I shake my head, throat tight. “Still.”
“You know now,” she says. “That’s what matters.”
I lean back against the dryer. The quiet hums through my bones. I want to cry. To sing. I want to scream into the folds of my lyric journal and never look up.
“He feels like a stranger,” I admit. “But somehow... also the only one who sees me.”
Maggie’s smile is warm and sad. “He probably feels the same about you.”
I nod. Eyes stinging. “Thank you. For the training. For everything.”
“We didn’t do it for thanks,” she says. “We did it because we love you.”
I close my eyes. Hold that truth close. Let it stitch something inside me that’s been unraveling too long.

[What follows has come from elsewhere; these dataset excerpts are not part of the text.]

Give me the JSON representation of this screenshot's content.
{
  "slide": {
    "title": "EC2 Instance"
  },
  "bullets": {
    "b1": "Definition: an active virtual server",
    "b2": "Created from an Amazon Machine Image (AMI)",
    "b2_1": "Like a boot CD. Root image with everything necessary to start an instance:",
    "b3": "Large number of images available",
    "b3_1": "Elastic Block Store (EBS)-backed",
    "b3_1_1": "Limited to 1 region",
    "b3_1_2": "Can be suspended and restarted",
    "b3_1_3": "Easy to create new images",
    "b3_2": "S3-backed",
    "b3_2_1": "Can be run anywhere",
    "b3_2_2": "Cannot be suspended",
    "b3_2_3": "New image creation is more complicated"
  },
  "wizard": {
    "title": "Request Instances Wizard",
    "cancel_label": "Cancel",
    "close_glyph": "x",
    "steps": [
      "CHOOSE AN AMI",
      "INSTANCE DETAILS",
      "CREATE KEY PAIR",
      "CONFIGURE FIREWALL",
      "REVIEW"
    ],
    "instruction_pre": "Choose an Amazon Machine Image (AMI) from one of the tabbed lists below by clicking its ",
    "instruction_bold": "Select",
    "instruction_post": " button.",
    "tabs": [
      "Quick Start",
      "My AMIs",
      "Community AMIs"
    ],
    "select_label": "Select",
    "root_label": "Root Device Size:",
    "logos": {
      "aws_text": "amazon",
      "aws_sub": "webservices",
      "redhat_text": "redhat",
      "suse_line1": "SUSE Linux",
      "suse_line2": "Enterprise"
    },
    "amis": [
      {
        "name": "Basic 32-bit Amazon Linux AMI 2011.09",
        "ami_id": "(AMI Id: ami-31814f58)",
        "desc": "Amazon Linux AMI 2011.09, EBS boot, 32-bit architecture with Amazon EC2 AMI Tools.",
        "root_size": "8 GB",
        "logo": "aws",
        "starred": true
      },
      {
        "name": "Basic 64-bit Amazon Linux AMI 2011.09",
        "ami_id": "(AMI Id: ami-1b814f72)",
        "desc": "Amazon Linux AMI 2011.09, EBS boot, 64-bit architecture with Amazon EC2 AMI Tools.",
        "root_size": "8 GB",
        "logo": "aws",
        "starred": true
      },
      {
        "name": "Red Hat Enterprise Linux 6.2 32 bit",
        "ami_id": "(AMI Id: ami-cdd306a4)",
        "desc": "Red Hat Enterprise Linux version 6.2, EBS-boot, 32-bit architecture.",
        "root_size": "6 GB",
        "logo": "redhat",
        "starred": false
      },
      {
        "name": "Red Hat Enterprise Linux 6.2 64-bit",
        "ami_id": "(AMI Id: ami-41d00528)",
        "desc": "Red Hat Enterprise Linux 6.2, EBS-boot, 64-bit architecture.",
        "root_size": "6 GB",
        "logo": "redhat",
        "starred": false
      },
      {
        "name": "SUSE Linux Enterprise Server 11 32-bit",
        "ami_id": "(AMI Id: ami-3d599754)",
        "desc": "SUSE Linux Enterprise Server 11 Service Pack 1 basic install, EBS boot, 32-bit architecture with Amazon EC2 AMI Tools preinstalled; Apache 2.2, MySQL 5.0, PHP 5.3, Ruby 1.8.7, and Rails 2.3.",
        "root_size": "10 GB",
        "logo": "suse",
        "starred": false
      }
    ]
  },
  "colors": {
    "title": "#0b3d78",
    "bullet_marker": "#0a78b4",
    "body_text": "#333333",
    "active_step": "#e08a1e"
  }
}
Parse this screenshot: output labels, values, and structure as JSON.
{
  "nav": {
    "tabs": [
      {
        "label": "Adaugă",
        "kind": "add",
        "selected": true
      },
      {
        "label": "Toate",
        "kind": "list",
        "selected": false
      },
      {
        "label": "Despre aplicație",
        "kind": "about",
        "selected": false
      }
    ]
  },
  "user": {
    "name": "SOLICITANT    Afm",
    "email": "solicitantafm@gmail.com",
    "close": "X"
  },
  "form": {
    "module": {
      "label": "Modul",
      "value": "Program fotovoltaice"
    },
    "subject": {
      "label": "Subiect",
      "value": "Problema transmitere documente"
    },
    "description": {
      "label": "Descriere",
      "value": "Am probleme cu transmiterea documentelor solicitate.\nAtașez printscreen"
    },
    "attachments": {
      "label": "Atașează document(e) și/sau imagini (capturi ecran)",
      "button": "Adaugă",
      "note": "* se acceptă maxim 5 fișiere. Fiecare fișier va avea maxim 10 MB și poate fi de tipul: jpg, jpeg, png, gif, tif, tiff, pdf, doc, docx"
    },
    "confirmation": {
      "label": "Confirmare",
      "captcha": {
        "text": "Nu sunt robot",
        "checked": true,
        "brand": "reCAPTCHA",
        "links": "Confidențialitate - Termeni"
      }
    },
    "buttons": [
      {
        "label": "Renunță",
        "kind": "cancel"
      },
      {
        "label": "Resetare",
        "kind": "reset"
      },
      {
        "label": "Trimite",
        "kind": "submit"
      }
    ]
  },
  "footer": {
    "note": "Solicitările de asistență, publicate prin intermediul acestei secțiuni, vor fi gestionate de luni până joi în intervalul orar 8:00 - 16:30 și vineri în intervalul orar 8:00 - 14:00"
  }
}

When I step onto the porch, the swing rocks gently in the breeze. Malachi’s finishing his cigarette, gaze lost somewhere in the trees. The night wraps around him, a kind of armor. But his shoulders, his posture, are softer than before.
He doesn’t rush me. Doesn’t say it’s time to go.
I sit. Let the swing move. Let the warmth of memory settle in a place I usually keep cold. The foil-wrapped cinnamon rolls rest in my lap. I tap them once, lightly. A beat. A tempo I don’t name.
When I finally rise, he’s already flicked the cigarette away.
I offer him the rolls without speaking. He takes them, tucks them into the saddlebag, then holds my helmet out, wordless.
I take it. Our fingers brush. I don’t pull back.
He doesn’t either. The contact is brief, but it leaves heat in its wake.
On the ride back, I don’t hold him as tight. Not because I don’t want to. Because I do. That terrifies me more than anything else.